GDPR: Clients

In-country Limited provides services to clients as described in digital or written contracts which are agreed upon and signed by both parties (In-country Limited and the Client) on or prior to commencement of the services. Data processing and data protection agreements are part of these contracts and ensure the following.

Data Protection Law

In-country ensures that the Company and the Client are subject to written contractual obligations concerning the personal data (including obligations of confidentiality). All of In-country’s data protection and privacy legislation comply with the General Data Protection Regulation ((EU) 2016/679), the Data Protection Act 2018, any other European Union legislation relating to personal data; and all other legislation and regulatory requirements relating to the use of personal data.
Controller, processor, data subject, personal data, personal data breach, processing and appropriate technical and organisational measures have the meanings as set out in the UK Data Protection Legislation in force at the time.
In-country ensures that it has all necessary notices and consents in place to enable lawful transfer of the personal data to the Client for the agreed purposes.
In-country does not transfer any personal data received from the Data Discloser outside the EEA unless the transferor: (i) complies with the provisions of Articles 26 of the GDPR (in the event the third party is a joint controller); and (ii) ensures that (1) the transfer is to a country approved by the European Commission as providing adequate protection pursuant to Article 45 of the GDPR; or (2) there are appropriate safeguards in place pursuant to Article 46 GDPR; or (3) Binding corporate rules are in place or (4) one of the derogations for specific situations in Article 49 GDPR applies to the transfer.

Purpose of Data Transfers

Personal data shall be processed only for the purposes of complying with the requirements written in the contract with the Client, and for any legal or statutory obligations.
In-country consents to the Client holding and processing of relevant personal data for legal, personnel, administrative and management purposes and in particular to the processing of any sensitive personal data (as defined in the Data Protection Act 2018).
In-country agrees to process the personal data only on behalf of the Client and in compliance with the applicable data protection law.
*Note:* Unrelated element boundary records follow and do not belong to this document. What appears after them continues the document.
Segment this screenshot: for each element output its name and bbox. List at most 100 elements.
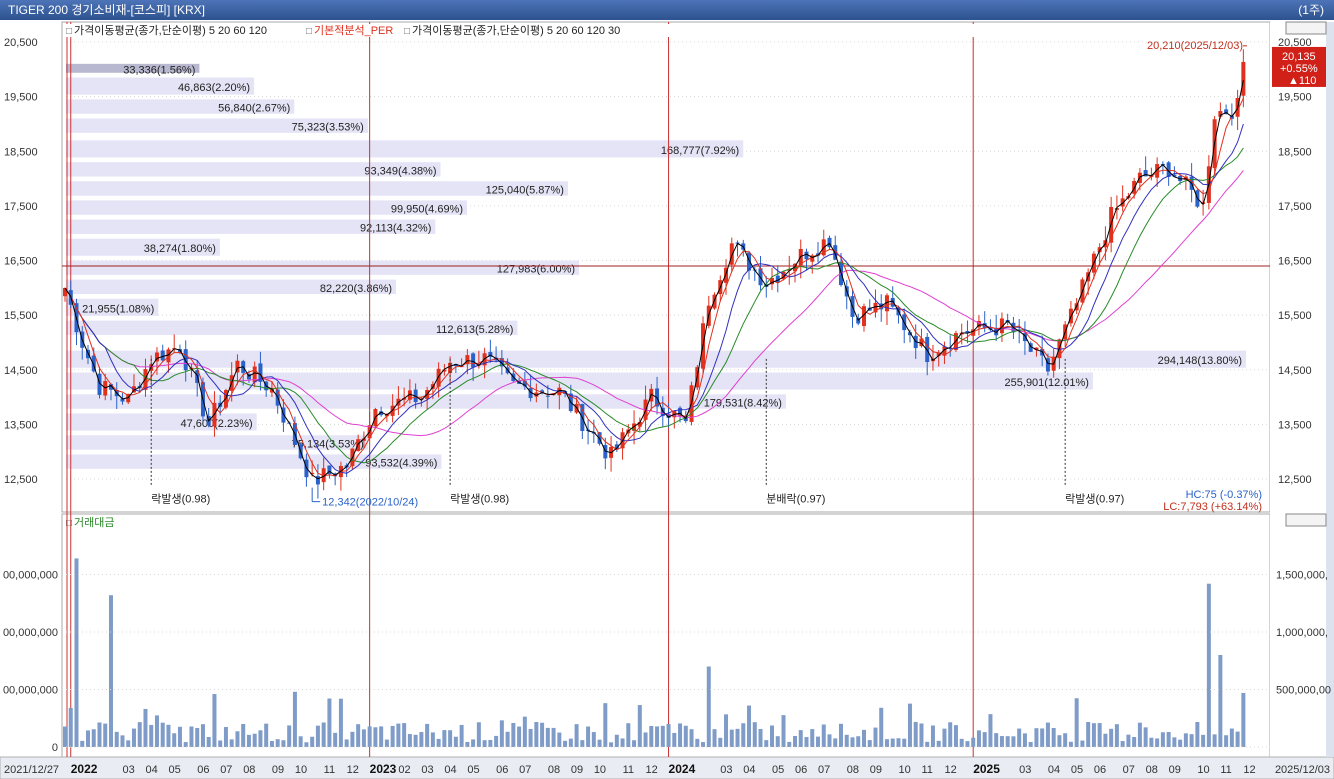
date-axis-label: 10 bbox=[594, 764, 606, 776]
volume-bar bbox=[884, 739, 889, 747]
volume-bar bbox=[838, 723, 843, 747]
legend-price-ma: 가격이동평균(종가,단순이평) 5 20 60 120 bbox=[74, 24, 267, 37]
volume-axis-label: 0 bbox=[52, 742, 58, 754]
volume-bar bbox=[695, 738, 700, 747]
volume-bar bbox=[649, 725, 654, 747]
volume-bar bbox=[689, 729, 694, 747]
volume-bar bbox=[580, 740, 585, 747]
volume-bar bbox=[1086, 722, 1091, 747]
volume-bar bbox=[344, 739, 349, 747]
date-axis-label: 04 bbox=[1048, 764, 1060, 776]
event-annotation: 락발생(0.98) bbox=[151, 493, 210, 506]
legend-checkbox: □ bbox=[66, 26, 72, 37]
date-axis-label: 11 bbox=[324, 764, 335, 776]
volume-bar bbox=[925, 741, 930, 747]
volume-bar bbox=[614, 734, 619, 747]
date-axis-label: 08 bbox=[847, 764, 859, 776]
volume-bar bbox=[1212, 734, 1217, 747]
volume-bar bbox=[143, 708, 148, 747]
volume-bar bbox=[63, 726, 67, 747]
volume-bar bbox=[718, 737, 723, 747]
volume-bar bbox=[292, 691, 297, 747]
volume-bar bbox=[1241, 692, 1246, 747]
date-axis-label: 03 bbox=[421, 764, 433, 776]
volume-bar bbox=[781, 715, 786, 747]
volume-bar bbox=[603, 703, 608, 747]
volume-bar bbox=[172, 733, 177, 747]
price-axis-label: 17,500 bbox=[4, 201, 38, 213]
volume-bar bbox=[735, 728, 740, 747]
volume-bar bbox=[655, 726, 660, 747]
volume-bar bbox=[626, 723, 631, 747]
right-axis-label: 18,500 bbox=[1278, 146, 1312, 158]
volume-bar bbox=[1022, 733, 1027, 747]
volume-bar bbox=[976, 730, 981, 747]
volume-bar bbox=[953, 725, 958, 747]
volume-bar bbox=[453, 736, 458, 747]
legend-per: 기본적분석_PER bbox=[314, 24, 393, 37]
volume-bar bbox=[195, 727, 200, 747]
date-axis-label: 12 bbox=[646, 764, 658, 776]
volume-bar bbox=[522, 716, 527, 747]
volume-bar bbox=[861, 729, 866, 747]
volume-bar bbox=[1034, 728, 1039, 747]
volume-bar bbox=[1235, 731, 1240, 747]
volume-bar bbox=[701, 742, 706, 747]
date-axis-label: 05 bbox=[467, 764, 479, 776]
volume-profile-label: 56,840(2.67%) bbox=[218, 103, 290, 115]
volume-bar bbox=[907, 703, 912, 747]
volume-bar bbox=[793, 736, 798, 747]
volume-bar bbox=[821, 724, 826, 747]
volume-bar bbox=[890, 738, 895, 747]
volume-bar bbox=[384, 739, 389, 747]
volume-bar bbox=[160, 722, 165, 747]
volume-bar bbox=[568, 738, 573, 747]
volume-bar bbox=[770, 725, 775, 747]
high-price-annotation: 20,210(2025/12/03) bbox=[1147, 40, 1243, 52]
volume-bar bbox=[919, 723, 924, 747]
volume-pane bbox=[61, 513, 1271, 758]
volume-profile-label: 46,863(2.20%) bbox=[178, 82, 250, 94]
date-axis-label: 12 bbox=[347, 764, 359, 776]
volume-bar bbox=[1120, 741, 1125, 747]
panel-controls[interactable] bbox=[1285, 21, 1327, 35]
volume-bar bbox=[269, 740, 274, 747]
volume-bar bbox=[1040, 728, 1045, 747]
volume-bar bbox=[1005, 736, 1010, 747]
volume-bar bbox=[327, 698, 332, 747]
volume-bar bbox=[913, 721, 918, 747]
date-axis-label: 09 bbox=[1169, 764, 1181, 776]
volume-bar bbox=[551, 727, 556, 747]
volume-bar bbox=[482, 740, 487, 747]
volume-bar bbox=[1057, 735, 1062, 747]
right-axis-label: 12,500 bbox=[1278, 474, 1312, 486]
date-axis-start: 2021/12/27 bbox=[4, 764, 59, 776]
low-price-annotation: 12,342(2022/10/24) bbox=[322, 497, 418, 509]
volume-bar bbox=[1166, 731, 1171, 747]
volume-bar bbox=[747, 705, 752, 747]
volume-bar bbox=[511, 723, 516, 747]
lc-label: LC:7,793 (+63.14%) bbox=[1163, 501, 1262, 513]
volume-axis-label: 00,000,000 bbox=[3, 627, 58, 639]
date-axis-label: 05 bbox=[772, 764, 784, 776]
candle-body bbox=[471, 353, 476, 368]
price-axis-label: 13,500 bbox=[4, 419, 38, 431]
volume-bar bbox=[936, 740, 941, 747]
volume-bar bbox=[637, 705, 642, 747]
volume-bar bbox=[315, 725, 320, 747]
date-axis-label: 02 bbox=[398, 764, 410, 776]
panel-controls[interactable] bbox=[1285, 513, 1327, 527]
volume-bar bbox=[850, 737, 855, 747]
date-axis-label: 12 bbox=[1243, 764, 1255, 776]
volume-bar bbox=[1068, 741, 1073, 747]
volume-bar bbox=[97, 722, 102, 747]
volume-bar bbox=[999, 736, 1004, 747]
volume-bar bbox=[666, 724, 671, 747]
volume-bar bbox=[499, 720, 504, 747]
scrollbar[interactable] bbox=[1326, 22, 1334, 757]
volume-bar bbox=[775, 736, 780, 747]
volume-bar bbox=[120, 735, 125, 747]
date-axis-label: 06 bbox=[496, 764, 508, 776]
date-axis-label: 07 bbox=[519, 764, 531, 776]
current-price-change: ▲110 bbox=[1288, 75, 1316, 87]
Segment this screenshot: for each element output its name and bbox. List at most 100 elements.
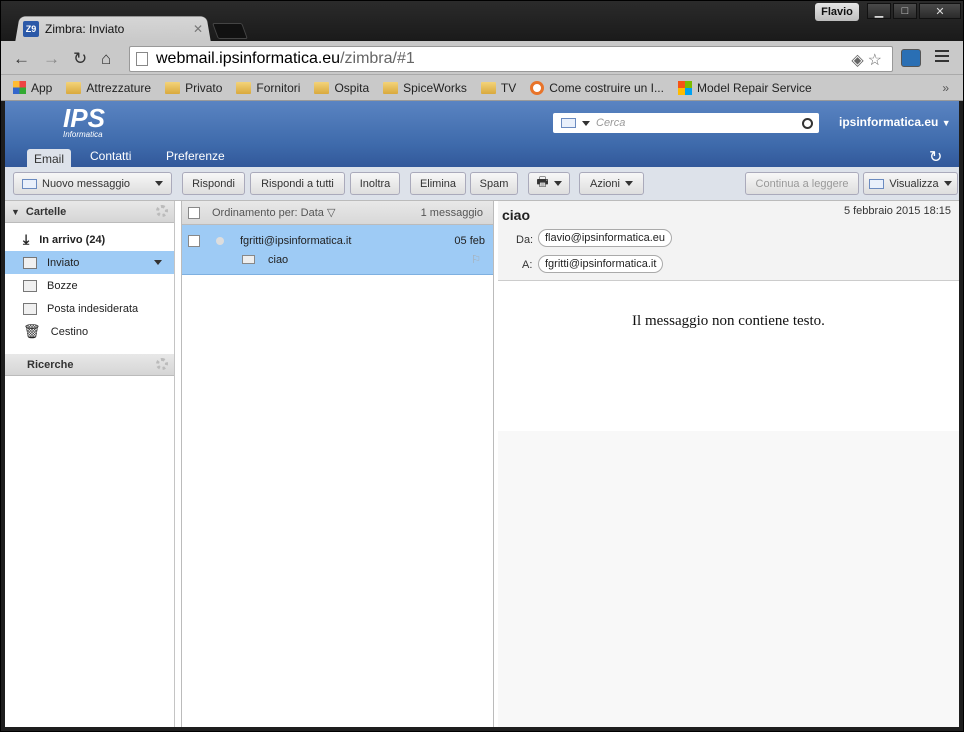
print-button[interactable]: 🖶 (528, 172, 570, 195)
bookmark-folder[interactable]: Privato (165, 81, 222, 95)
list-item[interactable]: fgritti@ipsinformatica.it 05 feb ciao ⚐ (182, 225, 493, 275)
chevron-down-icon[interactable] (154, 260, 162, 265)
delete-button[interactable]: Elimina (410, 172, 466, 195)
bookmark-folder[interactable]: TV (480, 81, 516, 95)
account-menu[interactable]: ipsinformatica.eu ▼ (839, 115, 951, 129)
spam-button[interactable]: Spam (470, 172, 518, 195)
new-tab-button[interactable] (212, 23, 248, 39)
select-all-checkbox[interactable] (188, 206, 200, 219)
maximize-icon[interactable]: □ (893, 3, 917, 19)
bookmark-link[interactable]: Model Repair Service (677, 80, 812, 95)
reply-button[interactable]: Rispondi (182, 172, 245, 195)
folder-icon (480, 81, 496, 94)
tab-email[interactable]: Email (27, 149, 71, 167)
url-path: /zimbra/#1 (340, 50, 415, 67)
bookmark-apps[interactable]: App (13, 81, 52, 95)
message-subject: ciao (268, 254, 289, 266)
view-button[interactable]: Visualizza (863, 172, 958, 195)
chevron-down-icon[interactable] (582, 120, 590, 126)
back-icon[interactable]: ← (13, 49, 30, 69)
bookmark-folder[interactable]: SpiceWorks (383, 81, 467, 95)
gear-icon[interactable] (156, 205, 168, 217)
sort-control[interactable]: Ordinamento per: Data ▽ (212, 206, 335, 219)
to-label: A: (522, 259, 533, 271)
flag-icon[interactable]: ⚐ (471, 253, 481, 266)
refresh-icon[interactable]: ↻ (929, 147, 942, 167)
tab-strip: Z9 Zimbra: Inviato ✕ Flavio ▁ □ ✕ (1, 1, 963, 43)
sidebar-item-sent[interactable]: Inviato (5, 251, 174, 274)
trash-icon: 🗑 (23, 323, 41, 339)
tab-preferences[interactable]: Preferenze (166, 149, 225, 163)
ips-logo: IPS (63, 103, 105, 133)
search-box[interactable]: Cerca (553, 113, 819, 133)
extension-icon[interactable] (901, 49, 921, 67)
to-address-bubble[interactable]: fgritti@ipsinformatica.it (538, 255, 664, 273)
message-header: ciao 5 febbraio 2015 18:15 Da: flavio@ip… (498, 201, 959, 281)
chevron-down-icon (624, 181, 633, 186)
forward-icon[interactable]: → (43, 49, 60, 69)
folder-icon (314, 81, 330, 94)
tab-title: Zimbra: Inviato (45, 22, 125, 36)
app-tabs: Email Contatti Preferenze ↻ (5, 145, 959, 167)
junk-icon (23, 302, 37, 315)
bookmark-link[interactable]: Come costruire un I... (530, 80, 664, 95)
browser-window: Z9 Zimbra: Inviato ✕ Flavio ▁ □ ✕ ← → ↻ … (0, 0, 964, 732)
bookmark-folder[interactable]: Ospita (314, 81, 369, 95)
site-favicon-icon (530, 80, 545, 95)
folder-pane: ▼ Cartelle ⤓ In arrivo (24) Inviato Bozze… (5, 201, 175, 727)
message-count: 1 messaggio (420, 207, 483, 219)
search-icon[interactable] (802, 117, 813, 129)
reply-all-button[interactable]: Rispondi a tutti (250, 172, 345, 195)
minimize-icon[interactable]: ▁ (867, 3, 891, 19)
reload-icon[interactable]: ↻ (73, 49, 87, 69)
sidebar-item-junk[interactable]: Posta indesiderata (5, 297, 174, 320)
url-host: webmail.ipsinformatica.eu (156, 50, 341, 67)
message-checkbox[interactable] (188, 235, 200, 247)
folder-icon (66, 81, 82, 94)
from-address-bubble[interactable]: flavio@ipsinformatica.eu (538, 229, 672, 247)
actions-button[interactable]: Azioni (579, 172, 644, 195)
message-body-text: Il messaggio non contiene testo. (632, 313, 825, 329)
collapse-triangle-icon[interactable]: ▼ (11, 207, 20, 217)
search-input[interactable]: Cerca (596, 117, 796, 129)
sidebar-item-inbox[interactable]: ⤓ In arrivo (24) (5, 228, 174, 251)
tab-close-icon[interactable]: ✕ (193, 22, 203, 36)
message-from: fgritti@ipsinformatica.it (240, 235, 352, 247)
chevron-down-icon[interactable] (155, 181, 163, 186)
new-message-button[interactable]: Nuovo messaggio (13, 172, 172, 195)
home-icon[interactable]: ⌂ (101, 49, 111, 69)
sent-icon (23, 256, 37, 269)
folder-icon (383, 81, 399, 94)
folders-header[interactable]: ▼ Cartelle (5, 201, 174, 223)
app-header: IPS Informatica Cerca ipsinformatica.eu … (5, 101, 959, 145)
read-status-icon[interactable] (216, 237, 224, 245)
chevron-down-icon (553, 181, 562, 186)
chrome-menu-icon[interactable] (935, 50, 949, 65)
close-window-icon[interactable]: ✕ (919, 3, 961, 19)
chevron-down-icon: ▼ (941, 118, 951, 128)
ips-logo-subtitle: Informatica (63, 130, 103, 139)
printer-icon: 🖶 (536, 173, 549, 189)
apps-grid-icon (13, 81, 26, 94)
bookmark-folder[interactable]: Attrezzature (66, 81, 151, 95)
searches-header[interactable]: Ricerche (5, 354, 174, 376)
more-bookmarks-icon[interactable]: » (942, 81, 949, 95)
mail-search-type-icon[interactable] (561, 118, 576, 128)
mail-toolbar: Nuovo messaggio Rispondi Rispondi a tutt… (5, 167, 959, 201)
new-mail-icon (22, 178, 37, 189)
bookmark-folder[interactable]: Fornitori (236, 81, 300, 95)
bookmarks-bar: App Attrezzature Privato Fornitori Ospit… (1, 75, 963, 101)
forward-button[interactable]: Inoltra (350, 172, 400, 195)
sidebar-item-drafts[interactable]: Bozze (5, 274, 174, 297)
browser-tab-content[interactable]: Z9 Zimbra: Inviato ✕ (23, 19, 203, 39)
view-mail-icon (869, 178, 885, 189)
reading-pane-empty-area (498, 431, 959, 727)
profile-button[interactable]: Flavio (815, 3, 859, 21)
continue-reading-button[interactable]: Continua a leggere (745, 172, 859, 195)
tab-contacts[interactable]: Contatti (90, 149, 131, 163)
gear-icon[interactable] (156, 358, 168, 370)
address-bar[interactable]: webmail.ipsinformatica.eu/zimbra/#1 ◈☆ (129, 46, 893, 72)
message-date: 05 feb (454, 235, 485, 247)
bookmark-star-icon[interactable]: ◈☆ (851, 50, 886, 70)
sidebar-item-trash[interactable]: 🗑 Cestino (5, 320, 174, 343)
If In-country cannot provide such compliance for whatever reasons, it agrees to inform promptly the Client of its inability to comply.

Confidentiality

In-country undertakes that it does not disclose to any person any confidential information concerning the business, affairs, customers, clients or suppliers of the other party, except to its employees and as may be required by law.
In-country does not use the other party’s confidential information for any purpose other than to exercise its rights and perform its obligations as agreed upon.
In-country does not disclose or allow access to the personal data to anyone other than the Client.
In-country agrees at the request of the Client to submit its data-processing facilities for audit of the processing activities which shall be carried out by the Client or an inspection body composed of independent members and in possession of the required professional qualifications bound by a duty of confidentiality.

Data Transfer Processes

In-country ensures that it has in place appropriate technical and organisational measures, reviewed and approved by the Client, to protect against unauthorised or unlawful processing of personal data and against accidental loss or destruction of, or damage to, personal data.
In-country provides the other party with contact details of at least one employee as point of contact and responsible manager for all issues arising out of the UK Data Protection Legislation, including the joint training of relevant staff, the procedures to be followed in the event of a data security breach, and the regular review of the parties’ compliance with the UK Data Protection Legislation.
In-country agrees that in the event of sub-processing, it has previously informed the Client and obtained its prior written consent.

Data Protection

In-country uses compatible technology for the processing of personal data to ensure that there is no lack of accuracy resulting from personal data transfers.
In-country will notify the Client without undue delay on becoming aware of any breach of the Data Protection Legislation.
In-country and the Client shall indemnify the other against all liabilities, costs, expenses, damages and losses (including but not limited to any direct, indirect or consequential losses, loss of profit, loss of reputation and all interest, penalties and legal costs (calculated on a full indemnity basis) and all other reasonable professional costs and expenses suffered or incurred by the indemnified party arising out of or in connection with the breach of the UK Data Protection Legislation by the indemnifying party, its employees or agents, provided that the indemnified party gives to the indemnifier prompt notice of such claim, full information about the circumstances giving rise to it, reasonable assistance in dealing with the claim and sole authority to manage, defend and/or settle.
In-country agrees that on the termination of the provision of data-processing services, In-country, at the choice of the Client, will return all the personal data transferred and the copies thereof to the Client or shall destroy all the personal data and certify to the Client that it has done so, unless legislation imposed upon the data importer prevents it from returning or destroying all or part of the personal data transferred. In that case, In-country warrants that it will guarantee the confidentiality of the personal data transferred and will not actively process the personal data transferred anymore.